Okay, what is the opposite?
Here is what prompted this question. I have been getting material from literary agents on how one must have a platform, give speeches, you know, all that. I have written ad nauseam about this subject, but give me one more chance. Here is an article from FAST COMPANY that pushed me over the edge. I don’t disagree with the writer, he knows his business. I just don’t want to play the game.
Why Books Are The Ultimate New Business Card
By Ryan Holiday
|September 18, 2012
Books are no longer simply books, they are branding devices and credibility signals--not to mention the reason their authors command large speaking or consulting fees.
“You don’t understand,” the three-time, big-six published author told me. “Books aren’t designed for you, the customer. Today, non-fiction books are business cards--for speaking, consulting, and deals.”
I am assuming Holiday is speaking of non-fiction books rather than novels, for if we must BRAND all writers, meaning they must have a presence before publication, where will the next To kill a Mockingbird (by Harper Lee) come from? Where would Mary Shelley’s Frankenstein fit in, or Richard Back’s Illusions?

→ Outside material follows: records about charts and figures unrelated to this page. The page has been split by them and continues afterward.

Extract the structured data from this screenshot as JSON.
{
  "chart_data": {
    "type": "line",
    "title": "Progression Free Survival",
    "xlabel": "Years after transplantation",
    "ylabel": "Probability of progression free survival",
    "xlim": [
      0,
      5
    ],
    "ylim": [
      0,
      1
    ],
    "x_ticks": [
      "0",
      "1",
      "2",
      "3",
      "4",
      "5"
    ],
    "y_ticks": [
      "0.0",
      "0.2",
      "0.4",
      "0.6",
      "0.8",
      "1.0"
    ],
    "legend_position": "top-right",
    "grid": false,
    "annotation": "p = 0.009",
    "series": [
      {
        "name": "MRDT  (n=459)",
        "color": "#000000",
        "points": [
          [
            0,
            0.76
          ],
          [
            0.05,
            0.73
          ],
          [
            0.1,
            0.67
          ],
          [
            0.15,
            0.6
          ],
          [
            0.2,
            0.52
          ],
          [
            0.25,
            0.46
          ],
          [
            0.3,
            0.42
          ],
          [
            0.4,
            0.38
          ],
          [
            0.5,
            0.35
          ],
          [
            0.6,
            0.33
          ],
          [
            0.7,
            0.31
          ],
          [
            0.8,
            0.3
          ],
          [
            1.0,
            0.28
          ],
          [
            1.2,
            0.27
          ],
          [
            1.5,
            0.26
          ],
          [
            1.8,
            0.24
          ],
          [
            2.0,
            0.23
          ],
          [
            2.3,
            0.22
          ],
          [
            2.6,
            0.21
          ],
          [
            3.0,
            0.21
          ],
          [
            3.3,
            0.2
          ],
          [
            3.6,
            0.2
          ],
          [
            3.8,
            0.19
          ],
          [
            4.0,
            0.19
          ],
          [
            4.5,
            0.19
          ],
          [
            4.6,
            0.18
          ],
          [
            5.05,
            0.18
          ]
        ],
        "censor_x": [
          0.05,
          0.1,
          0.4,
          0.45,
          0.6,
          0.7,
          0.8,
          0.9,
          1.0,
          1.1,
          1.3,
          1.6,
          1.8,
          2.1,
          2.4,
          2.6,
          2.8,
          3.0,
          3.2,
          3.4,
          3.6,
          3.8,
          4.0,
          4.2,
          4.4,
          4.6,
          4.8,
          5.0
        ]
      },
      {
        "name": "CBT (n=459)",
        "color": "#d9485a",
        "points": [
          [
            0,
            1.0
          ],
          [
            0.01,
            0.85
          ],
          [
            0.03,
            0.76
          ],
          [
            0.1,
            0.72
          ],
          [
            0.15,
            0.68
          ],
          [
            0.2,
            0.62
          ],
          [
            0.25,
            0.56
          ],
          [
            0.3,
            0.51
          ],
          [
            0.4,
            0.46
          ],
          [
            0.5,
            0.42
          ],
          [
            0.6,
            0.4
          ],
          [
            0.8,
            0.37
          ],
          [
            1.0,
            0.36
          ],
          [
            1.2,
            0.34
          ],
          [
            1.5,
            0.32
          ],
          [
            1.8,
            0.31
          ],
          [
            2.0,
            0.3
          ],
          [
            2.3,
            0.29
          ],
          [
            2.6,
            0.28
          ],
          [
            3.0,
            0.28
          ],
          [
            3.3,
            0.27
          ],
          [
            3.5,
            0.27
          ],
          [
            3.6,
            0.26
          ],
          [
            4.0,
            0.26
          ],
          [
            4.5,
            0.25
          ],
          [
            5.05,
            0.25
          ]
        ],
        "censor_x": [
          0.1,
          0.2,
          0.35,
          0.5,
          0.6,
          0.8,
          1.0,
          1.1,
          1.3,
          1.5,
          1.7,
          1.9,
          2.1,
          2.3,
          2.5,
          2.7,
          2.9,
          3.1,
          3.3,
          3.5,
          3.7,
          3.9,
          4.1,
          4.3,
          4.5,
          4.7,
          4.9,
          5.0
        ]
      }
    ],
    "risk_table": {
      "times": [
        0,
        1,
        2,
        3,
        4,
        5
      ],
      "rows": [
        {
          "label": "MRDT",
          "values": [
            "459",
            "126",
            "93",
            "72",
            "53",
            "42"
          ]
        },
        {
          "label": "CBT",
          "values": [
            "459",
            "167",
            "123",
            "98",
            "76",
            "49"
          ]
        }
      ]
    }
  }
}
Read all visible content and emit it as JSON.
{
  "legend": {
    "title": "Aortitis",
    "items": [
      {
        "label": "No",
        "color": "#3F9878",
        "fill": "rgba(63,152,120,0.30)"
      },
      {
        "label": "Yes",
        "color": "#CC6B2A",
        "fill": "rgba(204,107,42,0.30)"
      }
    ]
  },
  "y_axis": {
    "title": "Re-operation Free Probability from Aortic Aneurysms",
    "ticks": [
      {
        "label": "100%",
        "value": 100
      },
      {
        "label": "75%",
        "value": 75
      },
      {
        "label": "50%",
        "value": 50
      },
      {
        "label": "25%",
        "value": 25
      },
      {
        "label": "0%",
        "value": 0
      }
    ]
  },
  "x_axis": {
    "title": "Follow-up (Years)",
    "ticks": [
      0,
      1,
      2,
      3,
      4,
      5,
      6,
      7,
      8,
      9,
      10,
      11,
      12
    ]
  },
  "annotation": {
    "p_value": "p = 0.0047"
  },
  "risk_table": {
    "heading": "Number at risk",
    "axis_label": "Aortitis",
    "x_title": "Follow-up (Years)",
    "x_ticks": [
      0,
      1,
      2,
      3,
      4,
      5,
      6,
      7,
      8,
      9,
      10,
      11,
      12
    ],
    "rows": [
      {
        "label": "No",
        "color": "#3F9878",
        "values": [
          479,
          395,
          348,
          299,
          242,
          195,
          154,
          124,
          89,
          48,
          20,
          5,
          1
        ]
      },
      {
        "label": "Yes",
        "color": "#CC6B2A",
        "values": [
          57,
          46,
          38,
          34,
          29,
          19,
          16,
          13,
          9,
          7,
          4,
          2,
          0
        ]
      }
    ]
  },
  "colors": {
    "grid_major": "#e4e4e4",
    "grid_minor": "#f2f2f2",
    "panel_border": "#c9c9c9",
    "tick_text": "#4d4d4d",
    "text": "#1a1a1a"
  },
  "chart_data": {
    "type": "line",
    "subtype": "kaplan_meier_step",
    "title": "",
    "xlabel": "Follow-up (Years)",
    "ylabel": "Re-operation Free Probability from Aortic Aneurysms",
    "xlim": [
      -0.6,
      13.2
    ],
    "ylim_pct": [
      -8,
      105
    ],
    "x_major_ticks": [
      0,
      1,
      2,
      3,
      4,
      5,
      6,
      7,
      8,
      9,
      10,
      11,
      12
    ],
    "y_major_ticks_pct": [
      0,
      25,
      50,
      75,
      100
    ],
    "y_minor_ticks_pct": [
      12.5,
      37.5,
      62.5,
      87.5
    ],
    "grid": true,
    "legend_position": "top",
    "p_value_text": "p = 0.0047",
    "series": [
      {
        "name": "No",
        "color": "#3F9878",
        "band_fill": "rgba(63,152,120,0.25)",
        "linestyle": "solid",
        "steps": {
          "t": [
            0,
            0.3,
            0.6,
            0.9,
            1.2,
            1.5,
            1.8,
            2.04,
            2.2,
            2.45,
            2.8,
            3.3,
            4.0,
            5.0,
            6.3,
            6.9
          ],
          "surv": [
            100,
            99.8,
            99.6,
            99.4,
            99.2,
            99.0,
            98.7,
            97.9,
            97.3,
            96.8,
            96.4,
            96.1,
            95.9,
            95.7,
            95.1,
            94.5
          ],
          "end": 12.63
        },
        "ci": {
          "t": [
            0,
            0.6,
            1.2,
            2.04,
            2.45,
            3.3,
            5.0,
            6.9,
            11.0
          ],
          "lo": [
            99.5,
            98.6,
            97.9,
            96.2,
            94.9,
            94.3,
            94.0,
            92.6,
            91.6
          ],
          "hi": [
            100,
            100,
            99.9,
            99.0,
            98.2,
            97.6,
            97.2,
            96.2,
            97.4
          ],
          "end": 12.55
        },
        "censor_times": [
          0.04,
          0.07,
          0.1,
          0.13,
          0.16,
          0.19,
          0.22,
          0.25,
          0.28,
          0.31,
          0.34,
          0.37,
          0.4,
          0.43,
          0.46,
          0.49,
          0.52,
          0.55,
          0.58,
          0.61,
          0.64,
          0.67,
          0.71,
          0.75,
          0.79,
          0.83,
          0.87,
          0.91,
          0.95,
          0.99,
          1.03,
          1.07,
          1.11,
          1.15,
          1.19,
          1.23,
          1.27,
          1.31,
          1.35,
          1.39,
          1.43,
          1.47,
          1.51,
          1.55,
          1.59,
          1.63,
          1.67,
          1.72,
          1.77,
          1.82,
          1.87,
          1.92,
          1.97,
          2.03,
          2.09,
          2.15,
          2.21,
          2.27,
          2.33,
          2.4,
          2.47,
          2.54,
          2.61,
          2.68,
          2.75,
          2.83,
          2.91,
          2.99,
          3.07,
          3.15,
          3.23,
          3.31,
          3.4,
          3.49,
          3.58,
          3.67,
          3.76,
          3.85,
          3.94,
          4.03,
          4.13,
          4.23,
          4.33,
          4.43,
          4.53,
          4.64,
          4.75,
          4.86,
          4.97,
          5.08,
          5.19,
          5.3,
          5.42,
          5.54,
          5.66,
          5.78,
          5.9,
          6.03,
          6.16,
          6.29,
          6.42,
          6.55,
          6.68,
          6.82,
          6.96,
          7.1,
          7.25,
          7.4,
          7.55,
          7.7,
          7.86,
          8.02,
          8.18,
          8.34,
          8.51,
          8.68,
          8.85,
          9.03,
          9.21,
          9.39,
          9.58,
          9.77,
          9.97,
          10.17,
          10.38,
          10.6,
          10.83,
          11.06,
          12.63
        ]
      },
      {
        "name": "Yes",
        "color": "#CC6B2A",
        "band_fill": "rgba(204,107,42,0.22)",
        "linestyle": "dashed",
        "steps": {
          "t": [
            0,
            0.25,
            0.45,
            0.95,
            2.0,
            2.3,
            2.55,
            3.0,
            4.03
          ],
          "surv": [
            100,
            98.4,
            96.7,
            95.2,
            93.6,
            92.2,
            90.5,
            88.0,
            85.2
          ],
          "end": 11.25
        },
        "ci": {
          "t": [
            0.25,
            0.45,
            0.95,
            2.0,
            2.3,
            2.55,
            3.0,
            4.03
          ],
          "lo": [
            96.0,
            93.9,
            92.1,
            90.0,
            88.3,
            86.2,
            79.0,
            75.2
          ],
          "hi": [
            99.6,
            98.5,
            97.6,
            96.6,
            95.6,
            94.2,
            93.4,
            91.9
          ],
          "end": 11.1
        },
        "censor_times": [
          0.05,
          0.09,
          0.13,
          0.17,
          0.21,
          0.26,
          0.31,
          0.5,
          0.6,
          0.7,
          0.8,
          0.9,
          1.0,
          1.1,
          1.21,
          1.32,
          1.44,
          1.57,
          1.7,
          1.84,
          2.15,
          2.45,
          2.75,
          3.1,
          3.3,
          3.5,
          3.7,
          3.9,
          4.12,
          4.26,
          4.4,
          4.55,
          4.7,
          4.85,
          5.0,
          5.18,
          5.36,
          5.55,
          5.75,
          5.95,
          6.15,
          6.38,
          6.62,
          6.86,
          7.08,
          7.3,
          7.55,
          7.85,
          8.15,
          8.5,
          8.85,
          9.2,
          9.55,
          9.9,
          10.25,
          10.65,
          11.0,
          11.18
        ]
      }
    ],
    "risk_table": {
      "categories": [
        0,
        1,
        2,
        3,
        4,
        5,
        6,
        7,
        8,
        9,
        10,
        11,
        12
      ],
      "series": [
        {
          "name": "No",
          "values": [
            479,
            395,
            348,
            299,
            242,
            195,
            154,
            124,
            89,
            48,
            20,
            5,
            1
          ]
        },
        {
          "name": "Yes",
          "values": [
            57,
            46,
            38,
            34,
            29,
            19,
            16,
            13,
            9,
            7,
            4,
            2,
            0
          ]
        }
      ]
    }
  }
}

What about Ray Bradbury’s Martian Chronicles, or his Fahrenheit 451? You know about Fahrenheit 451? It’s a prophetic tale of the abolition of books, and the people who, to preserve them, each memorized one entire book.
Are we thwarting the publication of books destined to become classics? What about books such as Cervantes’s Don Quixote, or Homer’s Iliad or Virgil’s Aeneid. And The Bible? The Bible doesn’t have a by-line, and it is considered non-fiction. It is, however, by viture of its longevity, a BRAND. Everybody knows its name.
I’m not saying I have written the next great American Novel, and given all the marks on my pages by an editor, not a very good non-fiction book either, but I can still object to the publishing attitude. They can call an author a brand, a device, a credibility signal, a business card, a resume, a billboard, whatever they choose, but what about content?
Holiday asks a question: “Is the term ‘best-selling author’ worth anything anymore?”